Thursday 2 April 2020

$13 cauliflower is just the beginning

Cauliflower was in the news today, for being sold at the incredibly high price of $13. That's pretty extreme of course, and may be an example of the supermarkets taking advantage of their market power. On the other hand, higher prices are an inevitable consequence of the situation we find ourselves in (and weirdly, high cauliflower prices in March seems to be a thing, as I've posted on this same topic twice before, here and here). On Tuesday I posted about the costs of illegal goods rising because of coronavirus. But legal goods are going to be hit by higher prices too. This article in The Conversation, by Michael Rose (Australian National University) outlines a number of reasons why, but this one is most relevant:
The major variable in whether the coronavirus crisis will hurt fruit, vegetable and nut supplies (and prices) depends on how they are picked while the nation’s border remains closed to the foreign seasonal workers on which Australian farmers depend...
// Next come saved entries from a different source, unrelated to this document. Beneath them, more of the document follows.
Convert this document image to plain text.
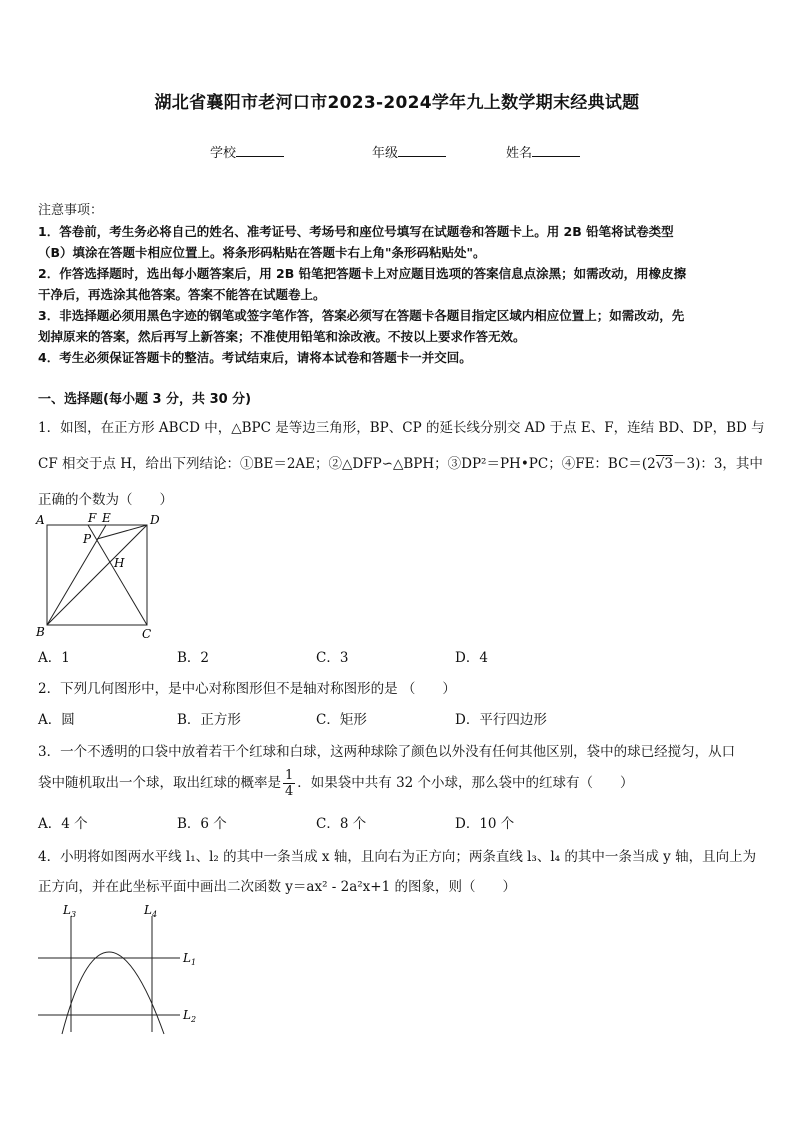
湖北省襄阳市老河口市2023-2024学年九上数学期末经典试题
学校	年级	姓名
注意事项：
1．答卷前，考生务必将自己的姓名、准考证号、考场号和座位号填写在试题卷和答题卡上。用 2B 铅笔将试卷类型
（B）填涂在答题卡相应位置上。将条形码粘贴在答题卡右上角"条形码粘贴处"。
2．作答选择题时，选出每小题答案后，用 2B 铅笔把答题卡上对应题目选项的答案信息点涂黑；如需改动，用橡皮擦
干净后，再选涂其他答案。答案不能答在试题卷上。
3．非选择题必须用黑色字迹的钢笔或签字笔作答，答案必须写在答题卡各题目指定区域内相应位置上；如需改动，先
划掉原来的答案，然后再写上新答案；不准使用铅笔和涂改液。不按以上要求作答无效。
4．考生必须保证答题卡的整洁。考试结束后，请将本试卷和答题卡一并交回。
一、选择题(每小题 3 分，共 30 分)
1．如图，在正方形 ABCD 中，△BPC 是等边三角形，BP、CP 的延长线分别交 AD 于点 E、F，连结 BD、DP，BD 与
CF 相交于点 H，给出下列结论：①BE＝2AE；②△DFP∽△BPH；③DP²＝PH•PC；④FE：BC＝(2√3－3)：3，其中
正确的个数为（　　）
A	F E	D
P
H
B	C
A．1	B．2	C．3	D．4
2．下列几何图形中，是中心对称图形但不是轴对称图形的是 （　　）
A．圆	B．正方形	C．矩形	D．平行四边形
3．一个不透明的口袋中放着若干个红球和白球，这两种球除了颜色以外没有任何其他区别，袋中的球已经搅匀，从口
袋中随机取出一个球，取出红球的概率是 $\frac{1}{4}$ ．如果袋中共有 32 个小球，那么袋中的红球有（　　）
A．4 个	B．6 个	C．8 个	D．10 个
4．小明将如图两水平线 l₁、l₂ 的其中一条当成 x 轴，且向右为正方向；两条直线 l₃、l₄ 的其中一条当成 y 轴，且向上为
正方向，并在此坐标平面中画出二次函数 y＝ax² - 2a²x+1 的图象，则（　　）
$L_3$	$L_4$
$L_1$
$L_2$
Rural Australia’s dependence on the muscles of tens of thousands of backpackers and workers on temporary working visas is sometime minimised by official statistics...
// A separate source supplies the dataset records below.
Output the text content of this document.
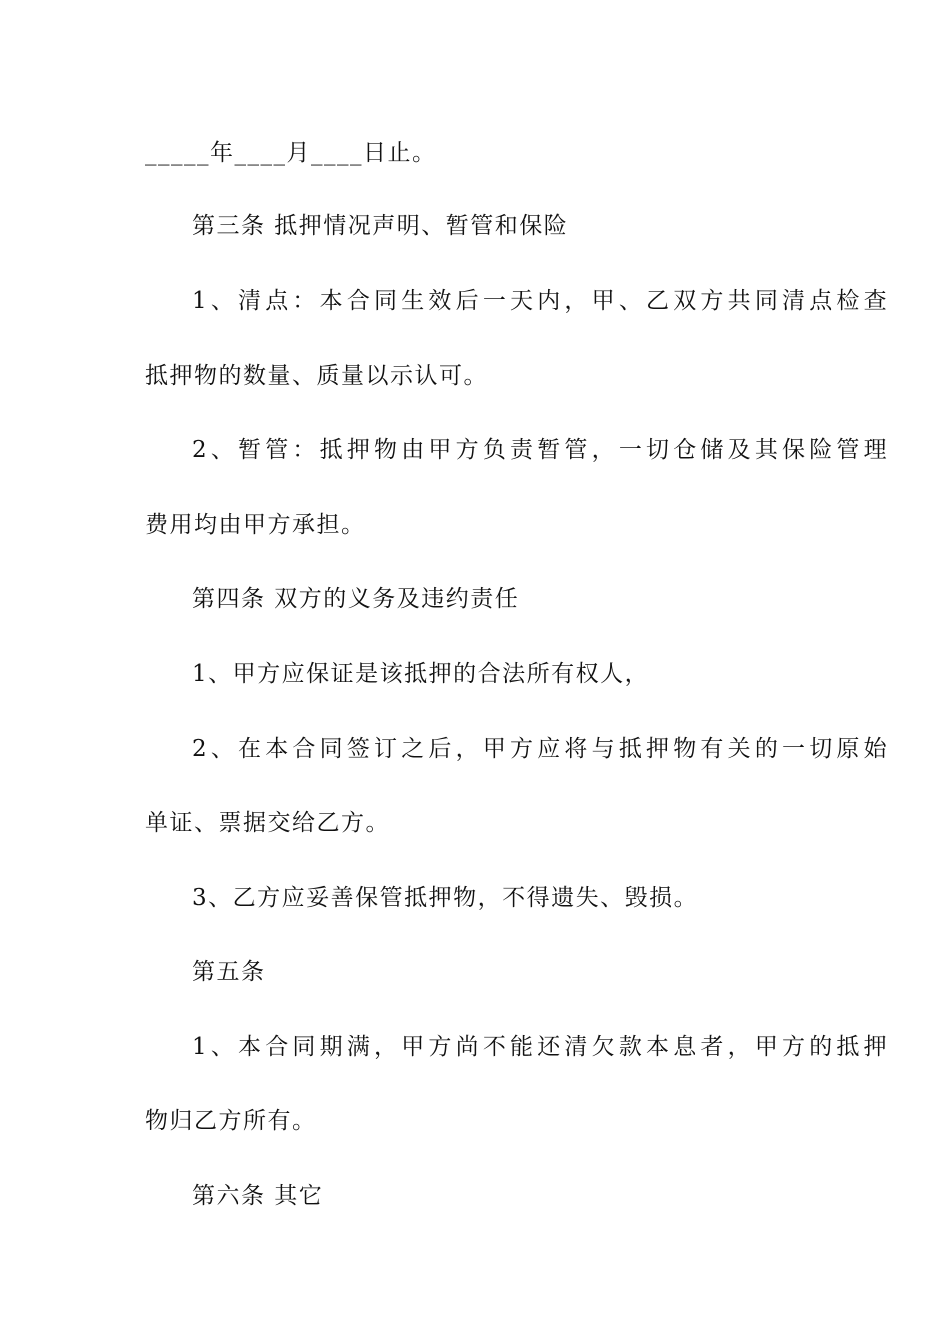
_____年____月____日止。
第三条 抵押情况声明、暂管和保险
1、清点：本合同生效后一天内，甲、乙双方共同清点检查
抵押物的数量、质量以示认可。
2、暂管：抵押物由甲方负责暂管，一切仓储及其保险管理
费用均由甲方承担。
第四条 双方的义务及违约责任
1、甲方应保证是该抵押的合法所有权人，
2、在本合同签订之后，甲方应将与抵押物有关的一切原始
单证、票据交给乙方。
3、乙方应妥善保管抵押物，不得遗失、毁损。
第五条
1、本合同期满，甲方尚不能还清欠款本息者，甲方的抵押
物归乙方所有。
第六条 其它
The indefinite closure of Australia’s borders to non-resident foreign nationals jeopardises this supply of farm workers.
Pretty much the exact same dynamics will play out in New Zealand. Much of our horticulture industry relies on migrant labour, and the border closures mean that the labour is either not available, or is going to be more expensive if it is. Even if you believe that local workers laid off as a result of coronavirus could pick up the slack, local workers have proven unwilling to take up these jobs in the past (which is why we have migrant labourers doing this work in the first place). Rose quotes migration researcher Henry Sherrell in reference to Australia:
 “In theory, Australians laid off in the many sectors now facing recession could head for the countryside and start picking fruit,” he argues in an article co-authored with Stephen Howes, an economics professor at the ANU Crawford School of Public Policy.
"In practice, it is just not going to happen. The work is difficult, and farms often geographically isolated. It would take years not months to change the reality that farm work is just not in the choice set of most Australians – who, after all, live in one of the most urbanised and richest countries in the world."
A lack of horticulture workers, or more expensive horticulture workers, raises the costs of production of fruit and vegetables. This looks the same as in the demand and supply model I posted on Tuesday,



A decrease in supply of fruit and vegetables (from S0 to S1), leading to an increase in price (from P0 to P1). You may be worried about $13 cauliflower, but it is just the beginning.